By this point, the name Michael Egnor should be familiar to readers of this blog – but if you need a reminder, he’s the neurosurgeon who recently signed on to the staff of the Discovery Institute’s Media Complaints blog. Over the last week or two, Egnor has been trying to convince people that evolution is really not important in any way to medicine.
His last attempt, before today, came less than a week ago, with this spectacular piece of inane argumentation. I responded to the arguments that he made, Orac responded to the arguments he made, Afarensis responded to the arguments he made, Mark responded to the arguments he made, and many other people have also chimed in on the topic. A couple of hours ago, Egnor decided to take another swing at the argument.
When his post came up on my screen, I had high hopes for it. Egnor, after all, is a relative novice at the whole semi-professional anti-evolution thing. It is possible, at least in theory, that he might not have been infected by the intellectual dishonesty that typically characterizes the group. Maybe, just maybe, he’d have the moral courage necessary to make an honest attempt to address the challenges I made last time. Or the challenges that Orac made. Or the challenges that Afarensis made. Or . . .
Sadly, but not surprisingly, this is not to be. Egnor has, apparently, been sucked dry of any remaining vestiges of intellectual honesty that he might have had before he joined the DI flack crew. If there’s a difference between Egnor’s latest “argument” and a five-year-old jumping up and down, fingers in ears, chanting, “na na na na I can’t here you na na na na,” it’s only in Egnor’s ability to form complete sentences.
What does Darwinism add to the sciences of microbiology, molecular biology, molecular genetics, and pharmacology? Darwinism tells us that antibiotic-resistant bacteria survive exposure to antibiotics because of natural selection. That is, bacteria survive antibiotics that they’r e [sic] not sensitive to, so non-killed bacteria will eventually outnumber killed bacteria.

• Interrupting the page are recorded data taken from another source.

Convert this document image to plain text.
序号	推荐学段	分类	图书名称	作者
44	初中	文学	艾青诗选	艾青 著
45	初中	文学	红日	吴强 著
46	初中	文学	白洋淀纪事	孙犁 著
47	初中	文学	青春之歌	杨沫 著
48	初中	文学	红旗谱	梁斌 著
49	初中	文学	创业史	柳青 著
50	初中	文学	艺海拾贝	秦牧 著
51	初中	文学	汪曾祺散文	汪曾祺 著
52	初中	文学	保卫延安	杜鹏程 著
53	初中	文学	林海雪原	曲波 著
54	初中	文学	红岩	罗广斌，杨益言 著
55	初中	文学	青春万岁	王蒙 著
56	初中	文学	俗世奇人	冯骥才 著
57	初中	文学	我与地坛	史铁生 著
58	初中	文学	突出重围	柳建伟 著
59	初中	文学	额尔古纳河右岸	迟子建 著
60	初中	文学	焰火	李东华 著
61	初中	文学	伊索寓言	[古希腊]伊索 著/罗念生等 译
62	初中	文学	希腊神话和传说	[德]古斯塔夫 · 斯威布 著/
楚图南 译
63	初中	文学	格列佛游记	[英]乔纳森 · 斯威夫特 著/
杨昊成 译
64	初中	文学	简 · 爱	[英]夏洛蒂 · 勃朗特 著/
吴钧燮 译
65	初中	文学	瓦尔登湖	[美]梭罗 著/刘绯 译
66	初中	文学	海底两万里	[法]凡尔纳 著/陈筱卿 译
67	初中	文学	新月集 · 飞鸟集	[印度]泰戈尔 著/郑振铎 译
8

That’s it.
OK. We will, for the moment, set aside Egnor’s rhetorical question about the contributions that evolution has made to various areas of the biological sciences and go on to the second asinine sentence in that paragraph. “Darwinism” – and I’ll take that to mean evolution by natural selection – does not “tell us that antibiotic-resistant bacteria survive exposure to antibiotics because of natural selection.” That particular claim is a pure strawman and purely dishonest.
Here’s the reality-based look at what evolution and natural selection tell us about antibiotic resistant bacteria:
Bacterial infections (such as the one that is currently raging in what remains of my top left wisdom tooth) are not created by an individual bacterium. They are created by a population of bacteria. If one or two of the bacteria in the population are (or become through mutation) resistant to a particular antibiotic and the population is placed in an environment that contains that antibiotic, the resistant bacteria will be much more likely to survive and reproduce than the non-resistant bacteria. This, in turn, can lead to the entire population becoming resistant to that antibiotic.

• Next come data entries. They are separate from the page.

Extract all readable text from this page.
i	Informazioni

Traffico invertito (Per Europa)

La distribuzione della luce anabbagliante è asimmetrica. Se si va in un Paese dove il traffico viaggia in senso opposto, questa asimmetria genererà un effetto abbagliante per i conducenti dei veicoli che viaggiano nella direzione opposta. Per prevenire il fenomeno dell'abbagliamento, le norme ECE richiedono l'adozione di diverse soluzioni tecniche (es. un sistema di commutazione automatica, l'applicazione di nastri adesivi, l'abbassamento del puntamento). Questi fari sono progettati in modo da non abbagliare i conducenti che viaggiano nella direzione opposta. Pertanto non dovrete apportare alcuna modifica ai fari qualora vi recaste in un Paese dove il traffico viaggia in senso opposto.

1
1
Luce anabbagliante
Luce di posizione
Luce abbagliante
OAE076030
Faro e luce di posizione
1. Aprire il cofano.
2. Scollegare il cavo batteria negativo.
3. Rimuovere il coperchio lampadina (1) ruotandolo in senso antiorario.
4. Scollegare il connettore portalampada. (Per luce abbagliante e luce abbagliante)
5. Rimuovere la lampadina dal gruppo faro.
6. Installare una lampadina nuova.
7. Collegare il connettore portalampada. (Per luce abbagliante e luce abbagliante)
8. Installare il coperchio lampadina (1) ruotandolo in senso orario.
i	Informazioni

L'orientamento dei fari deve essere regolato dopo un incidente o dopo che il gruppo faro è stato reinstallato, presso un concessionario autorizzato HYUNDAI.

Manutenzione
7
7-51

Our understanding of this process does inform the medical field, both when it comes to broad-scale public health decision making and at the level of patient care. Evolution by natural selection is connected, as I’ve said before, to decisions made by the FDA to permit or ban certain antibiotics that are useful in humans from being used in veterinary medicine. It’s also involved in guidelines that are given to patients when antibiotics are prescribed (both my dentist and my pharmacist reminded me to make sure that I take all of the penicillin that I’ve been prescribed for my abscessed tooth) and in deciding what antibiotics to prescribe in different circumstances, and which to try first (that’s why I was started on penicillin, and not Cefepime).
It would be nice if Egnor would stop erecting strawmen and start addressing reality, but that’s probably too much to hope for. For the record, though, you can add “stop using strawman versions of evolution” to the list of challenges that Egnor is ignoring.